It's obvious Larrabee won't be a full fledged Core2, so let's speculate on what it will and won't have.
We already know, I think, that it will be in-order.
Branch prediction: Larrabee's in many-core territory, so speculative execution of any sort is going to raise eyebrows.
It seems like a small sacrifice in this case to dump or severely restrict it.
Separate predictors impose a pretty hefty storage penalty, though basic prediction can simply be a 2-bit saturating counter stored alongside a cache line.
It would seem workable, but might be pointless for target workloads that are so rich in non-speculative work.
Superscalar execution: Larrabee's vector processor is 512 bits wide, which is too narrow to support the DP flop count per cycle, unless there are at least two fp computation pipes.
That might mean each core is at least 2-wide superscalar.
Hardware data prefetching: Sounds iffy with many-core. I'd expect it to be software-only (with x86 compatibility, it would have to support what's already there), perhaps augmented by the rumored new cache and data control instructions that should be coming along.
Register renaming: It can be done with in-order cores, but its utility is much less than if they were OoO and speculative. x86 has reg/mem ops, which reduces some of the pressure on the register file, though at the expense of beating up on the L1.
The rather large amount of L1 that is private to each core seems to indicate it will be leaning pretty heavily on the cache.
Cache:
If the core is superscalar, it would most likely need a dual-ported data cache.
The data paths would be pretty huge, too.
512 bits is the width of one cache line, so the vector engine would be pulling in an entire cache line to fill a register or memory operand.
The L2 is apparently private-write to each core, which is good since the L1 was said to be write-through.
I'm curious to see where a stop on the ring bus would fit into this. It's supposed to interface the core with its neighbors, which means it would be charged with coherency, memory, and remote read traffic.
That sounds like it would sit next to the load/store hardware and might subsume the cache controller.
Threading: 4-way is known. Has it been said if it was SMT or something else?
I'd hazard it would be some variation of fine-grained and switch on event, like Niagara or GPU threading.
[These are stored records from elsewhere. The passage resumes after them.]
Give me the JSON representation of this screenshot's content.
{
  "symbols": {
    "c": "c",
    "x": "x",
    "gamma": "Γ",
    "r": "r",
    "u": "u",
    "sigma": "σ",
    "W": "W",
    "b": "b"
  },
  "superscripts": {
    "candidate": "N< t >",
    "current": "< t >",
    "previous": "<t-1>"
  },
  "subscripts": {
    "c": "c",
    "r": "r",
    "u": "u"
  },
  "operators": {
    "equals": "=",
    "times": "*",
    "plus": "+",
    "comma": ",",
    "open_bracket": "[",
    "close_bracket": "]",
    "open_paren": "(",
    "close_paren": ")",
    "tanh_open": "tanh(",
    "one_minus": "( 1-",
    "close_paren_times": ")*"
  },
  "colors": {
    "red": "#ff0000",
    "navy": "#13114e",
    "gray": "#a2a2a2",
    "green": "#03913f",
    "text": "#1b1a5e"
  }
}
SMT might not be worth it.
The big unknown is the vector instruction set.
It supposedly goes as far as implementing specialized control and branch instructions.
That means Larrabee for graphics might be able to run mostly on the extension set, with almost no conventional x86 instructions getting in the way.
In theory, that could mean significant changes to the ISA, since it would be a lot more self-contained than current extensions.
In graphics vector mode, it might dispose of a lot of the cruft found the rest of the ISA, which means it could do some extra things with the empty op code space.
(More registers, other stuff?)
Intel might not be that adventurous, though.